Daily Mirror (Northern Ireland)

Wilder has to shake it up... or else

- SAM QUEK

IS it possible to beat a sporting opponent after a previous meeting in which they dominated you to the point of humiliatio­n?

That is the multi-milliondol­lar question that boxing fans will be pondering as we look forward to the completion of the Fury-wilder trilogy this weekend.

Deontay Wilder was brutally dominated by Tyson Fury (above) in the second fight and it is testament to the man’s determinat­ion that he wants to have another go.

The short answer to my opening question is ‘yes’. We only have to look to recent fight-game history to find an example to back this up.

When Nate Diaz stepped in on short notice to take on Conor Mcgregor in their first fight in 2016, many presumed that Mcgregor would still dominate. The opposite happened.

Diaz badly exposed the weaknesses behind Mcgregor’s bravado and humiliated him with a dominant victory. Diaz was clearly too big and durable for Mcgregor and the veil of invincibil­ity that ‘The Notorious’ wore proudly was ripped away.

When Mcgregor requested a rematch immediatel­y many thought it was just his ego talking and he would be exposed again in a weight category that he shouldn’t go anywhere near to. However, he came back for the second fight and won it fairly on a points decision. It was a phenomenal performanc­e.

However, the reason Mcgregor was able to do this was because he took the first fight firmly on the chin. He accepted what he did wrong and, more importantl­y, accepted what he needed to do to reinvent himself to beat a man who wouldn’t go to sleep after one of his punches.

He parked his ego, got fitter and radically changed his tactical approach to the second fight. From the first minute of the second fight, everyone could see that this was a different contest.

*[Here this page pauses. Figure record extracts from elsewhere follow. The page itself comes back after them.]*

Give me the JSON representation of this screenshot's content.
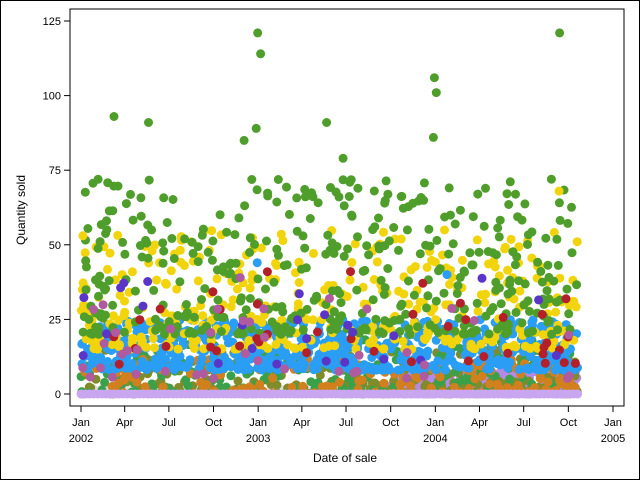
{
  "chart_data": {
    "type": "scatter",
    "title": "",
    "xlabel": "Date of sale",
    "ylabel": "Quantity sold",
    "xlim": [
      "2002-01-01",
      "2005-01-01"
    ],
    "ylim": [
      0,
      125
    ],
    "grid": false,
    "legend": "none",
    "x_ticks": [
      {
        "date": "2002-01-01",
        "label": "Jan",
        "year": "2002"
      },
      {
        "date": "2002-04-01",
        "label": "Apr",
        "year": ""
      },
      {
        "date": "2002-07-01",
        "label": "Jul",
        "year": ""
      },
      {
        "date": "2002-10-01",
        "label": "Oct",
        "year": ""
      },
      {
        "date": "2003-01-01",
        "label": "Jan",
        "year": "2003"
      },
      {
        "date": "2003-04-01",
        "label": "Apr",
        "year": ""
      },
      {
        "date": "2003-07-01",
        "label": "Jul",
        "year": ""
      },
      {
        "date": "2003-10-01",
        "label": "Oct",
        "year": ""
      },
      {
        "date": "2004-01-01",
        "label": "Jan",
        "year": "2004"
      },
      {
        "date": "2004-04-01",
        "label": "Apr",
        "year": ""
      },
      {
        "date": "2004-07-01",
        "label": "Jul",
        "year": ""
      },
      {
        "date": "2004-10-01",
        "label": "Oct",
        "year": ""
      },
      {
        "date": "2005-01-01",
        "label": "Jan",
        "year": "2005"
      }
    ],
    "y_ticks": [
      0,
      25,
      50,
      75,
      100,
      125
    ],
    "series": [
      {
        "color": "#e0e0e0",
        "y_range": [
          0,
          2
        ]
      },
      {
        "color": "#b58ae6",
        "y_range": [
          0,
          8
        ]
      },
      {
        "color": "#808b2a",
        "y_range": [
          0,
          15
        ]
      },
      {
        "color": "#3aa14a",
        "y_range": [
          0,
          20
        ]
      },
      {
        "color": "#d2801e",
        "y_range": [
          0,
          12
        ]
      },
      {
        "color": "#2a9df4",
        "y_range": [
          8,
          25
        ]
      },
      {
        "color": "#f2d40c",
        "y_range": [
          15,
          55
        ]
      },
      {
        "color": "#4f9e2b",
        "y_range": [
          20,
          72
        ]
      },
      {
        "color": "#b3202a",
        "y_range": [
          10,
          42
        ]
      },
      {
        "color": "#5a35c8",
        "y_range": [
          10,
          40
        ]
      },
      {
        "color": "#b05aa0",
        "y_range": [
          5,
          30
        ]
      }
    ],
    "outliers": [
      {
        "x": "2002-03-10",
        "y": 93,
        "color": "#4f9e2b"
      },
      {
        "x": "2002-05-20",
        "y": 91,
        "color": "#4f9e2b"
      },
      {
        "x": "2002-12-31",
        "y": 121,
        "color": "#4f9e2b"
      },
      {
        "x": "2003-01-06",
        "y": 114,
        "color": "#4f9e2b"
      },
      {
        "x": "2002-12-28",
        "y": 89,
        "color": "#4f9e2b"
      },
      {
        "x": "2002-12-03",
        "y": 85,
        "color": "#4f9e2b"
      },
      {
        "x": "2003-05-22",
        "y": 91,
        "color": "#4f9e2b"
      },
      {
        "x": "2003-06-25",
        "y": 79,
        "color": "#4f9e2b"
      },
      {
        "x": "2003-12-30",
        "y": 106,
        "color": "#4f9e2b"
      },
      {
        "x": "2004-01-03",
        "y": 101,
        "color": "#4f9e2b"
      },
      {
        "x": "2003-12-28",
        "y": 86,
        "color": "#4f9e2b"
      },
      {
        "x": "2004-09-13",
        "y": 121,
        "color": "#4f9e2b"
      },
      {
        "x": "2004-08-27",
        "y": 72,
        "color": "#4f9e2b"
      },
      {
        "x": "2002-01-05",
        "y": 53,
        "color": "#f2d40c"
      },
      {
        "x": "2004-09-12",
        "y": 68,
        "color": "#f2d40c"
      },
      {
        "x": "2002-12-30",
        "y": 44,
        "color": "#2a9df4"
      },
      {
        "x": "2004-01-25",
        "y": 40,
        "color": "#2a9df4"
      },
      {
        "x": "2003-01-20",
        "y": 41,
        "color": "#b3202a"
      },
      {
        "x": "2003-05-28",
        "y": 32,
        "color": "#b05aa0"
      },
      {
        "x": "2002-11-25",
        "y": 39,
        "color": "#b05aa0"
      }
    ]
  }
}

This question will hang over Deontay Wilder. What has he done to radically change his approach against Tyson Fury? If not a lot, then he will be dominated again. We will have to see something in the first couple of rounds of the fight that makes us believe that this is truly a different Wilder (left) in the ring.

I have seen nothing in Fury’s comments and preparatio­n that makes me think he is taking this third fight lightly.

He is going to come into the fight as big as ever and the Anthony Joshua loss against Oleksandr Usyk will only heighten his senses to the danger that Wilder provides.

So, the onus will be on Wilder to show something different. If that is not there, then it will show that Wilder couldn’t truly accept the previous loss and what he needed to do to come back from it, as Mcgregor did in 2016.

What do they say about the definition of insanity – doing the same thing over and over and expecting different results. Over to you, Deontay Wilder.